All about the tax-free first home savings account (FHSA)

In its 2022 Federal Budget, the Canadian Government introduced the Tax-Free First Home Savings Account (FHSA), a new registered savings plan designed to help Canadians save for their first home.

The Canadian government is expected to make the FHSA available after April 1, 2023, but full details have yet to be provided. Complete rules and start dates are subject to change.

What is an FHSA?

A new registered account that allows prospective first-time home buyers to save for a down payment  on a tax-free basis. FHSA contributions would be tax-deductible (like an RRSP), and withdrawals to purchase a first home would be non-taxable (like a TFSA).

The FHSA allows account holders to contribute up to $8,000 annually to a lifetime maximum of $40,000.

Interested in other types of registered accounts? Find out more in
Investing account types explained

Who is eligible to open an FHSA?

You can open an FHSA if you are:

  • a Canadian resident
  • at least 18 years old
  • a first-time homebuyer*

*You are considered a first-time homebuyer if you or your spouse/common-law partner did not own the home that you lived in in the year you open an FHSA or the preceding four calendar years.

FHSA contribution limits

You are allowed to contribute up to $40,000 over your lifetime to an FHSA and up to $8,000 in any calendar year. 

Like with an RRSP, your annual FHSA contributions can be claimed as an income tax deduction for contributions made in that year. However, unlike an RRSP, your FHSA contributions made during the first 60 days of the calendar year cannot be used for tax deductions for the previous year. Unused contribution room can carry forward to the following year up to a maximum of $8,000.

Just like with other registered plans, you can have more than one FHSA, but the total combined amount you can contribute to all your accounts cannot exceed your annual and lifetime FHSA contribution limits.

Like TFSAs and RRSPs, a tax on overcontributions to an FHSA would apply for each month (or part-month) that the account is over the limit. The tax applies at the rate of 1% of the highest amount of the excess that existed in that month. 

FHSA withdrawal rules

If you use your FHSA savings to buy a home, a withdrawal from your FHSA will not be taxable.

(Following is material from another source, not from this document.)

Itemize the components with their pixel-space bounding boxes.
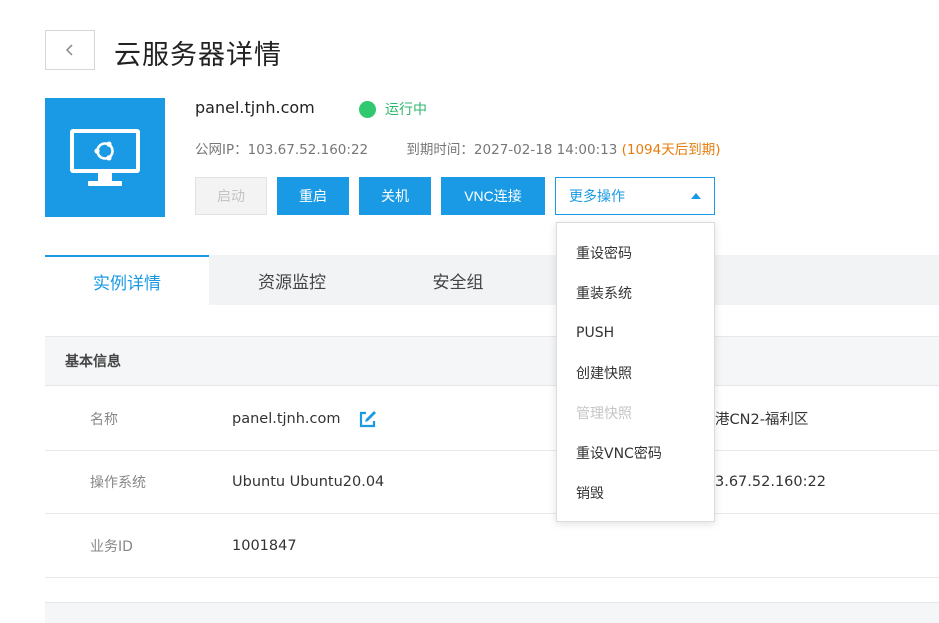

To qualify, your withdrawal must meet the following conditions:

  • You must be a first-time homebuyer
  • You must be a Canadian resident
  • You must have a written agreement to buy or build a qualifying home (located in Canada) before October 1 of the year following the year of withdrawal
  • Your new home must be your principal place of residence within one year of buying/building it

Once you’ve made a non-taxable withdrawal from your FHSA to purchase a home, you must close your FHSA within a year from that date, and would not be eligible to open another FHSA.

If you take funds from your FHSA as a non-qualifying withdrawal, you must include the amount in income for the year of the withdrawal and tax will be withheld (much like a withdrawal from your RRSP).

What if I don’t use my FHSA to buy a home?

You must use the funds in your FHSA to purchase a first home within 15 years of opening the plan, or by the end of the year you turn 71.

If you don't use your FHSA to buy a home, you can transfer the funds to an RRSP or RRIF account. The transfer would not impact your RRSP’s available contribution room.

You can also simply withdraw the funds from your FHSA, but the amount would be subject to withholding tax and be included as income on your tax return.

How does an FHSA differ from the Home Buyers’ Plan?

Currently, the Home Buyers’ Plan (HBP) allows first-time homebuyers to withdraw up to $35,000 tax-free from their RRSP to purchase or build a new home. However, you must pay that money back to your RRSP within 15 years. In an FHSA, you are not required to pay back the funds withdrawn toward the purchase of a qualifying home.

At this time, the HBP is still available, allowing you to make use of both FHSA withdrawals and HBP withdrawals toward a qualifying home purchase.